天候に恵まれた両日、周囲の農家が春作業を進めていく中、購入を検討する投資意欲の高い農家が来場。遠くは上越から2時間以上をかけて足を運んだ生産者の姿もみられた。説明に熱心に耳を傾け、担当者と共にキャビンに乗り込んで実際の機械の感触を確かめながら、購入に向け前向きに検討する農家があちこちで散見された。
加えてミニ直播研修会ではクボタの牛腸技術顧問が直播栽培のポイントを解説。乾田直播と湛水直播の栽培面積推移、それぞれの違いや長所・短所、栽培における具体的な注意点やコツ、導入に向けた課題、必要な機械の種類など、直播にまつわる知識をわかりやすくかつ丁寧に解説した。

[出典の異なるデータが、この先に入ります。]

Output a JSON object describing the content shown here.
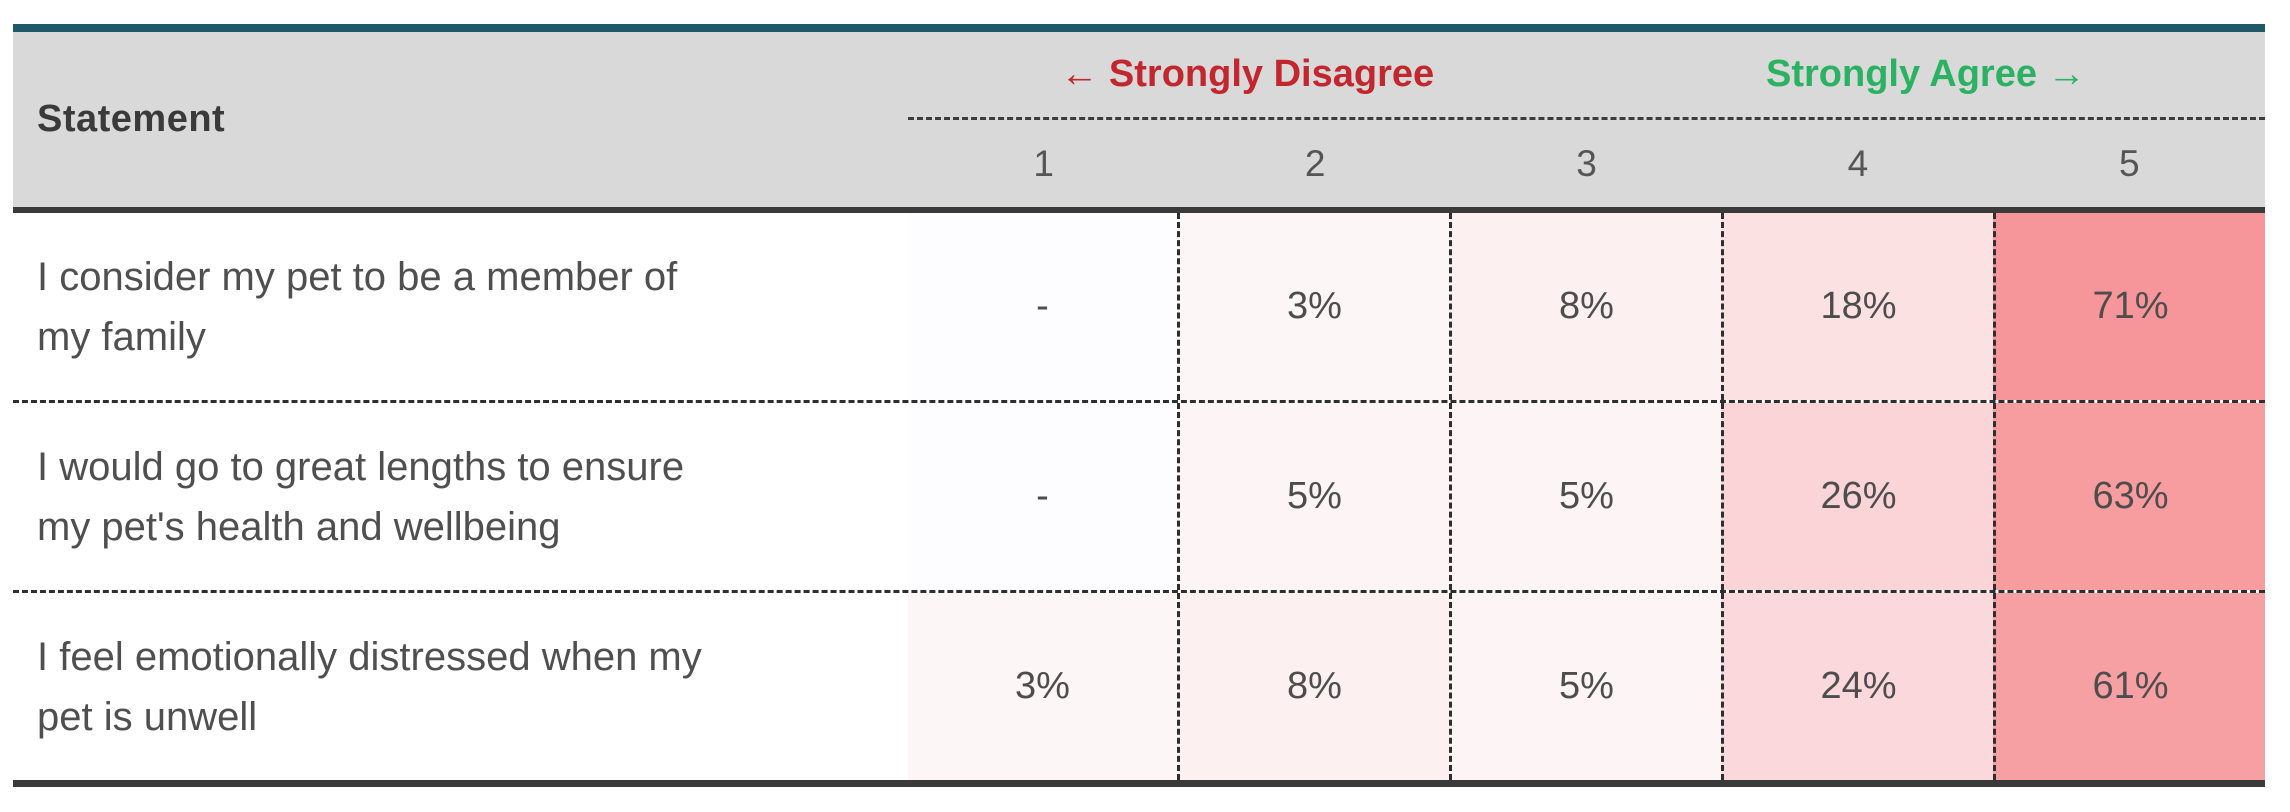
{
  "colors": {
    "top_border": "#1f5866",
    "header_bg": "#d9d9d9",
    "heavy_border": "#3a3a3a",
    "dashed_border": "#2e2e2e",
    "disagree_label": "#c1272d",
    "agree_label": "#2bb162",
    "header_text": "#3a3a3a",
    "statement_text": "#4f4f4f",
    "value_text": "#4d4d4d"
  },
  "table": {
    "header": {
      "statement_label": "Statement",
      "disagree_label": "← Strongly Disagree",
      "agree_label": "Strongly Agree →",
      "scale": [
        "1",
        "2",
        "3",
        "4",
        "5"
      ]
    },
    "rows": [
      {
        "statement": "I consider my pet to be a member of my family",
        "cells": [
          {
            "value": "-",
            "bg": "#fdfcfe"
          },
          {
            "value": "3%",
            "bg": "#fdf6f7"
          },
          {
            "value": "8%",
            "bg": "#fdf0f1"
          },
          {
            "value": "18%",
            "bg": "#fce1e3"
          },
          {
            "value": "71%",
            "bg": "#f6969a"
          }
        ]
      },
      {
        "statement": "I would go to great lengths to ensure my pet's health and wellbeing",
        "cells": [
          {
            "value": "-",
            "bg": "#fdfcfe"
          },
          {
            "value": "5%",
            "bg": "#fdf4f5"
          },
          {
            "value": "5%",
            "bg": "#fdf4f5"
          },
          {
            "value": "26%",
            "bg": "#fbd4d7"
          },
          {
            "value": "63%",
            "bg": "#f79da0"
          }
        ]
      },
      {
        "statement": "I feel emotionally distressed when my pet is unwell",
        "cells": [
          {
            "value": "3%",
            "bg": "#fdf6f7"
          },
          {
            "value": "8%",
            "bg": "#fdf0f1"
          },
          {
            "value": "5%",
            "bg": "#fdf4f5"
          },
          {
            "value": "24%",
            "bg": "#fbd8db"
          },
          {
            "value": "61%",
            "bg": "#f7a0a3"
          }
        ]
      }
    ]
  },
  "chart_data": {
    "type": "heatmap",
    "title": "",
    "columns": [
      "1",
      "2",
      "3",
      "4",
      "5"
    ],
    "scale_left_label": "Strongly Disagree",
    "scale_right_label": "Strongly Agree",
    "rows": [
      "I consider my pet to be a member of my family",
      "I would go to great lengths to ensure my pet's health and wellbeing",
      "I feel emotionally distressed when my pet is unwell"
    ],
    "values_pct": [
      [
        null,
        3,
        8,
        18,
        71
      ],
      [
        null,
        5,
        5,
        26,
        63
      ],
      [
        3,
        8,
        5,
        24,
        61
      ]
    ],
    "null_display": "-",
    "layout": {
      "heat_low_color": "#ffffff",
      "heat_high_color": "#f6969a",
      "grid": "dashed"
    }
  }
}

みどり食料システム戦略貢献部の松崎昇部長は「農機の手動作業と自動操舵作業を比較して、10%以上の燃油削減効果があることが県と行った実証実験によって分かっている。ホルムズ海峡問題による燃料供給の不安定化で燃油価格上昇が見込まれる中、スマート農業技術が農家の省人・省力化だけでなく、燃油削減の観点からも有効であることも発信していきたい」と話す。
県内の個人店のサポートを行う代販事業部の中山彰人事業部長は「農繁期直前のこの時期に実演会を行うのは珍しいこと。アグリベースがあるおかげで開催できた」と述べた。

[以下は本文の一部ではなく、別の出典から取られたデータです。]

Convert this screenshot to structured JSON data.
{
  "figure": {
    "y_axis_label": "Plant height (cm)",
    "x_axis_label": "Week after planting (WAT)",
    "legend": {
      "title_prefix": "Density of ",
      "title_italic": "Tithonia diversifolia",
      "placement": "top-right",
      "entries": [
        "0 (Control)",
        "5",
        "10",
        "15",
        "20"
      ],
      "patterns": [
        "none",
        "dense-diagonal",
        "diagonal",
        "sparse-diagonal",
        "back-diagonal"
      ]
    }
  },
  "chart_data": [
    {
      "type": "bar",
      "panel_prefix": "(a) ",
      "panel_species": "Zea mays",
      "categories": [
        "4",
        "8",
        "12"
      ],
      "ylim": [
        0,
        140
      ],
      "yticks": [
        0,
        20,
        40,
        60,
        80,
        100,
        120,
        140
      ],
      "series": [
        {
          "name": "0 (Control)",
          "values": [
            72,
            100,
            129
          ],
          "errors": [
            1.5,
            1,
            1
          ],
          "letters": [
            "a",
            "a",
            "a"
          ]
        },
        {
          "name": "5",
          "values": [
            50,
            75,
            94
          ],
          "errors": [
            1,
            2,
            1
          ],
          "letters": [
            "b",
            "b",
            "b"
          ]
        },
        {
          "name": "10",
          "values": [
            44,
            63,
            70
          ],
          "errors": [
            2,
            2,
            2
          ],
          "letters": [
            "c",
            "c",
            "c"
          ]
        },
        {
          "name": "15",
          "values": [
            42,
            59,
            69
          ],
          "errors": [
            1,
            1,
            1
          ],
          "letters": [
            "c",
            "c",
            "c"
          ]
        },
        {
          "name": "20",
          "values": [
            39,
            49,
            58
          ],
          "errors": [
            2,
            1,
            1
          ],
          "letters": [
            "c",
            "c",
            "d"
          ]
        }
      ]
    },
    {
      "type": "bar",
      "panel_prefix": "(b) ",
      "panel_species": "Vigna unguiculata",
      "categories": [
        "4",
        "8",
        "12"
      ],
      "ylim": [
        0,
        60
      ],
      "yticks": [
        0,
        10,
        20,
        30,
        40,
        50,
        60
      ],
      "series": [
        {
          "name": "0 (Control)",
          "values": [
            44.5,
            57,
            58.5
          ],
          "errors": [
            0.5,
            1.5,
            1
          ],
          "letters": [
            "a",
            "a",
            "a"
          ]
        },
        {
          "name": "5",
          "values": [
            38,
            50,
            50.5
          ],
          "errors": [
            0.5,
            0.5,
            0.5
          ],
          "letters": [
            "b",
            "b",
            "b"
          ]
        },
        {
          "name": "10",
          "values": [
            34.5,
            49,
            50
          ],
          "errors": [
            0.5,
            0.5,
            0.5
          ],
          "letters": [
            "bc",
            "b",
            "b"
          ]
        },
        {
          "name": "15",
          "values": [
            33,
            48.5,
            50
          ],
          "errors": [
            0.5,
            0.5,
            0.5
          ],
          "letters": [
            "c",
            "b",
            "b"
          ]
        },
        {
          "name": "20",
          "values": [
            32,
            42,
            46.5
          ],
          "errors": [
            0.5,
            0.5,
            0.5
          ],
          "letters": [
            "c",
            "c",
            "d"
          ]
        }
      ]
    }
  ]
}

今回の実演会について、吉田丈夫社長は「農繁期の直前のこの時期、スマート農機が体感できる場を設けるという意図で開催した。作業できる天候にも関わらず、来場していただいている生産者の方々は投資意欲が高い。スマート農機そのものもPRするが、我が社にアグリベースという実演ができるフィールドがあるということを認識していただけるよう、引き続きPRしていく」と語った。
今回の実演の目玉として据えた直播について、「大規模経営の選択肢の1つとして提示した。直播の技術自体は昔からあるものの、GSや自動操舵などが普及し始め、以前よりも栽培のハードルが下がっている。
県内の栽培面積としては3%程度ながら、今後設備投資をするのが、大規模経営体中心となっていく以上、大規模農家の関心事である直播技術の提案は必須。累計70台を超えたアグリロボの販売台数100台を年内で目指すに当たり、直播も1つの切り口になる」と述べた。
また、アグリベースを社内で積極的に活用してもらうべく検討チームを作り、いかに「普段使い」してもらうかも模索している。
「農繁期に入るとお客様の圃場に持ち込んでの実演は、圃場を荒らしてしまうため、できなくなる。しかし、アグリベースはその心配がなく、いつでも、どれだけ荒く使っても問題ない。幸いにも当社は採用ができていて、人材がいるおかげで、営業所のセールスはかなり若返っている。農機販売数はピーク時の4分の1、5分の1となり、その分、試運転の機械も少ない。若手セールスが農機に乗る機会は昔のセールスに比べて少なくなっているのが現状。そんな経験の少ないセールスが心置きなく農機を使える場所があるのは大きな強み。それを活かす環境にしていきたい。他のグループ販社や県内販売店の皆さんに使っていただくのも一案」と吉田社長は話した。